Wer kennt die Situation nicht: Ein Bus hält an der Haltestelle, die in der Straße liegt und lässt die Passagiere raus. Einige davon wollen auf die andere Straßenseite und überqueren die Fahrbahn auf dem Zebrastreifen vor dem Bus. Hinter dem Bus warten aber oft Fahrzeuge auf die Weiterfahrt. Einige davon wollen nicht warten und überholen ihn – und sehen die Personen, welche vor dem Bus über die Straße laufen nicht oder nur spät. So kommt es häufig zu Unfällen.
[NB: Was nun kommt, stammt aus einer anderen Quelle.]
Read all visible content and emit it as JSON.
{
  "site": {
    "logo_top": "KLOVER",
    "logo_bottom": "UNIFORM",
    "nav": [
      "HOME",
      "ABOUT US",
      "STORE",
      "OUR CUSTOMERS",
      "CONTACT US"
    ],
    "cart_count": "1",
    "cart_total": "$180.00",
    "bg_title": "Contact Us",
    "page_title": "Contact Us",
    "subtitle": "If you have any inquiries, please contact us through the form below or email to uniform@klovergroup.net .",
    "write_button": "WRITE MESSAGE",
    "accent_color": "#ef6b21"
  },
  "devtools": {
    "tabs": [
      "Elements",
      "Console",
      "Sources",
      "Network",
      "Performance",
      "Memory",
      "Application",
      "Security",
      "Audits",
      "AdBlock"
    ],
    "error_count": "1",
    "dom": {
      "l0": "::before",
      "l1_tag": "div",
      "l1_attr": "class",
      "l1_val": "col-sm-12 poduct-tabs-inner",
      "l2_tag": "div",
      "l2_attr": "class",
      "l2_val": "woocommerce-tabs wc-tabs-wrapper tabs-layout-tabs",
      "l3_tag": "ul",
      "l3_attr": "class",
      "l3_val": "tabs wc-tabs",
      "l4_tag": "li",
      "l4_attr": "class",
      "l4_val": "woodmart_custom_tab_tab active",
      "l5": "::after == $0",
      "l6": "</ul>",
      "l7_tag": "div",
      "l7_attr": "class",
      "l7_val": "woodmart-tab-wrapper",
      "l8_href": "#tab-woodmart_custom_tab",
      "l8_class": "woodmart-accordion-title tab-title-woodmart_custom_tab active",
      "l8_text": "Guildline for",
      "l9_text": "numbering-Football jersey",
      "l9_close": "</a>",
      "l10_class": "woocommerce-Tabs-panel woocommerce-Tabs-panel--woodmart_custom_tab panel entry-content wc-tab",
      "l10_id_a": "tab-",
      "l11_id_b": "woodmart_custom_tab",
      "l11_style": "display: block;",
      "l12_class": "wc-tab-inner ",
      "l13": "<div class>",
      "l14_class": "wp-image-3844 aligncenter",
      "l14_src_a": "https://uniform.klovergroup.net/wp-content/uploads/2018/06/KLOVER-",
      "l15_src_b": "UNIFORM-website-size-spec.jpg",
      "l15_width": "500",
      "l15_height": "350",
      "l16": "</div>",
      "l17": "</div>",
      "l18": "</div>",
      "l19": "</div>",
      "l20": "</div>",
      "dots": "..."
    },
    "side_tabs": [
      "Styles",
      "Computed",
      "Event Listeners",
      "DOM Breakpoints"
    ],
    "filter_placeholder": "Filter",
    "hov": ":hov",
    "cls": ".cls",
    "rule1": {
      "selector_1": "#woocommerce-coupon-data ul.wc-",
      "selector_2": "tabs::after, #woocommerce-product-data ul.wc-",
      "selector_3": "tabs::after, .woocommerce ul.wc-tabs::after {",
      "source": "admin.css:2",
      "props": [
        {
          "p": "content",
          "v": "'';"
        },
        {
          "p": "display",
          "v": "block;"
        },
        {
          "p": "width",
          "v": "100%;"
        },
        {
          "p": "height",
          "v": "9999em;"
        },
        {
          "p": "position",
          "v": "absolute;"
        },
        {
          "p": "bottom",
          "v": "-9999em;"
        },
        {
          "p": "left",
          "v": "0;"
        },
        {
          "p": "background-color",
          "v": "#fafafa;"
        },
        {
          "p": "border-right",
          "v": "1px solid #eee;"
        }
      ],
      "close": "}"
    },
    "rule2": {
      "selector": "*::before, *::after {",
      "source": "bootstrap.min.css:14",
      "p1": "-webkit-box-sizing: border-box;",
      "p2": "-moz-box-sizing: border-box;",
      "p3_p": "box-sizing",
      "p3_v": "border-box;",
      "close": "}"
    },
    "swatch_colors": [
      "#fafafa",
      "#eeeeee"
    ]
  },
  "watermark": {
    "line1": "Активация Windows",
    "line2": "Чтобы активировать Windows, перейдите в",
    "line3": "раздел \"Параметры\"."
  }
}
Der DP-Abgeordnete Lex Delles wollte deshalb von Infrastrukturminister François Bausch wissen, wie diese Gefahrenherde eliminiert werden können.
Aktionsplan
In seiner Antwort erklärt François Bausch, dass ein Aktionsplan ausgearbeitet wurde, der als Ziel hat das allgemeine Unfallrisiko zu senken. Er wurde am 16. Juni dieses Jahres im Parlament angenommen. In dem Dokument ist auch vorgesehen, die Sicherheit auf den Zebrastreifen zu erhöhen. Die Verkehrskommission hatte 2014 schon einen Führer veröffentlicht über die «richtige» Nutzung der Fußgängerüberwege, erinnert der Minister. Darin wird eine «Z»-Konfiguration geraten. Das heißt, dass die Haltestellen auf beiden Straßenseiten versetzt sein sollen. Der Zebrastreifen soll hinter den Haltestellen geschaffen werden, wird empfohlen. Des Weiteren wird eine spezielle Beleutung an den Bus-Haltestellen angeregt. Nun seien die Empfehlungen der Kommission aber nicht bindend, erinnert der Minister und erinnert u.a. an die Gemeindeautonomie.
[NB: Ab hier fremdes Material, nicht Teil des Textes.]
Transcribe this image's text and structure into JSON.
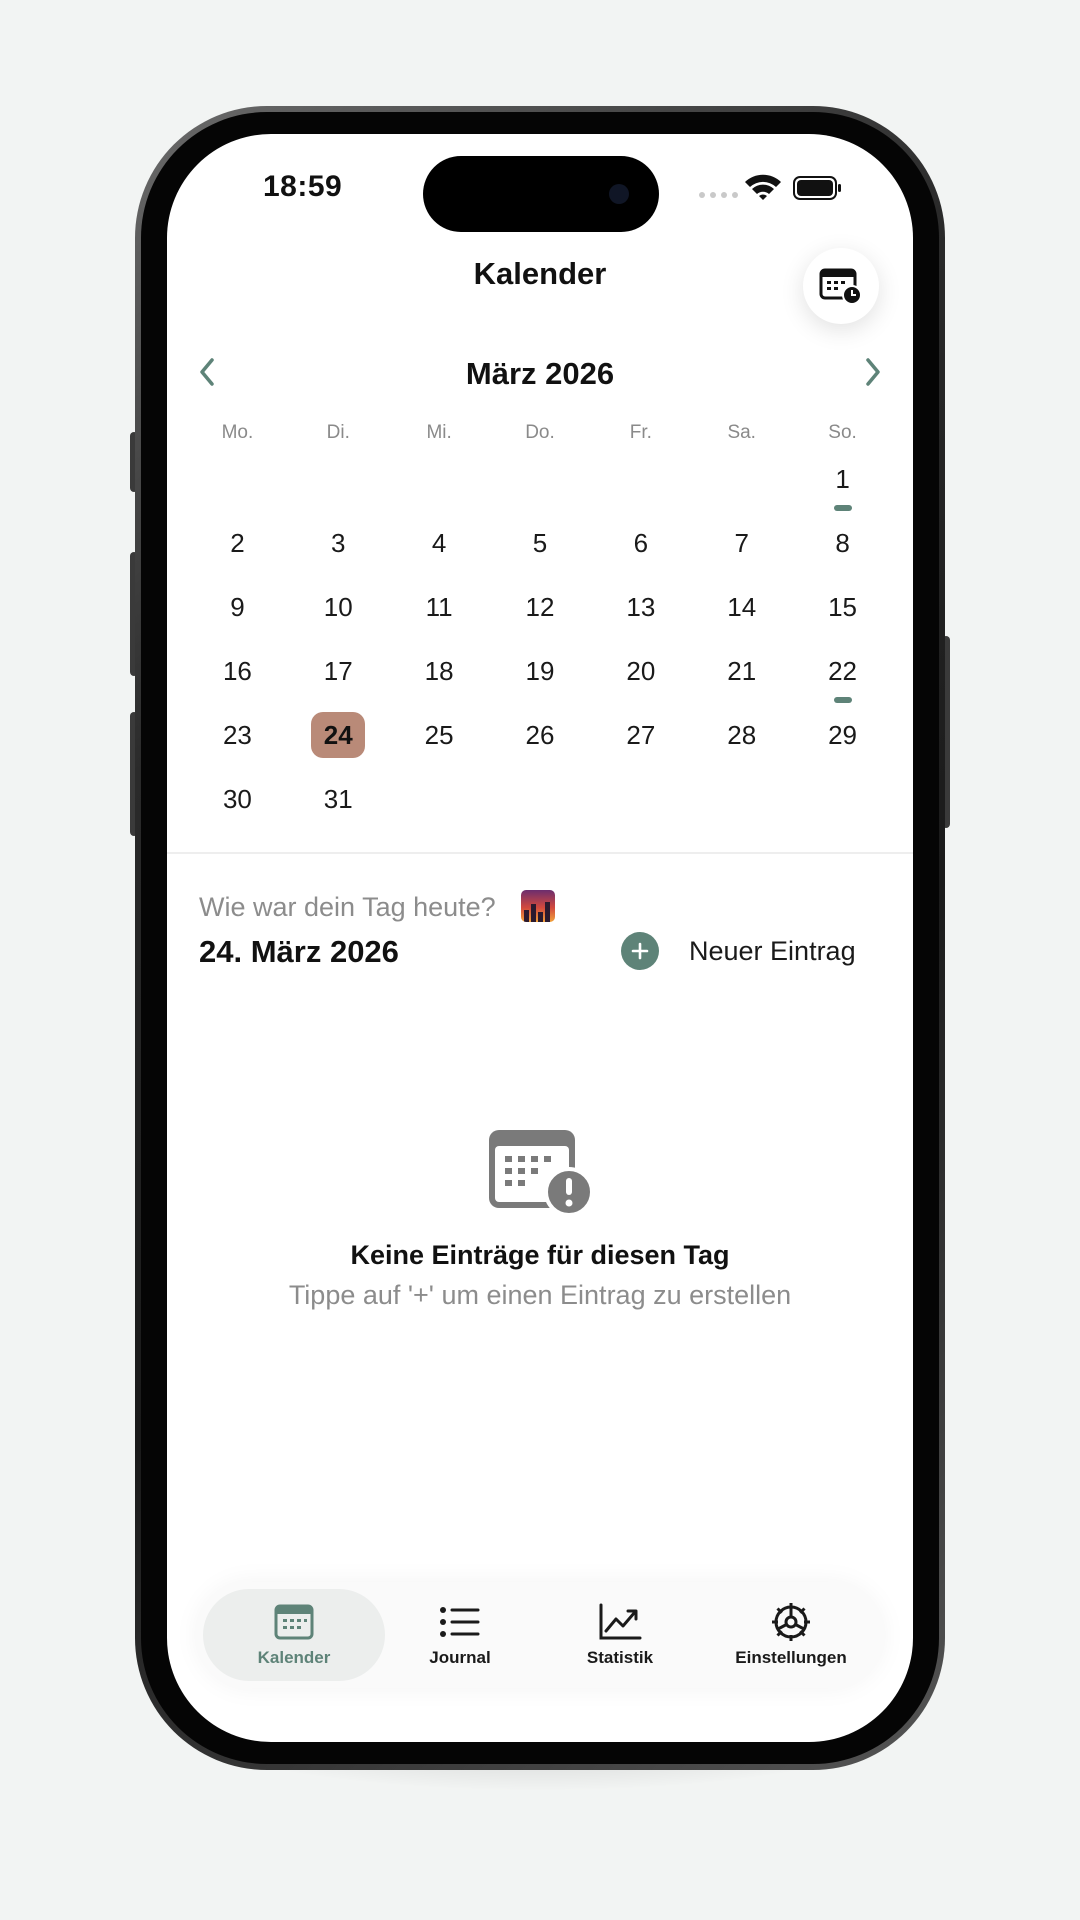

Auch eine bessere Sensibilisierung der Fußgänger und besonders der Kinder werde in dem Aktionsplan angestrebt, so François Bausch. In diesem Zusammenhang wurden schon mehrere Kampagnen gestartet. Die Schul-Projekte «Kuck&Klick» und «MSR» wurden ins Leben gerufen. Die Polizei, das Ausbildungszentrum für Fahrer und die Sécurité routière würden in diesem Rahmen hervorragende Arbeit leisten, attestiert der Minister in seiner Antwort.
Was die Einführung von speziellen schwenkbaren Schildern an den Haltestellen betrifft, so habe man den ministeriellen Verkehrsausschuss mit einer Analyse beauftragt, um zu sehen ob dieses in den USA gängige Verfahren hierzulande die Verkehrssicherheit erhöhen würde.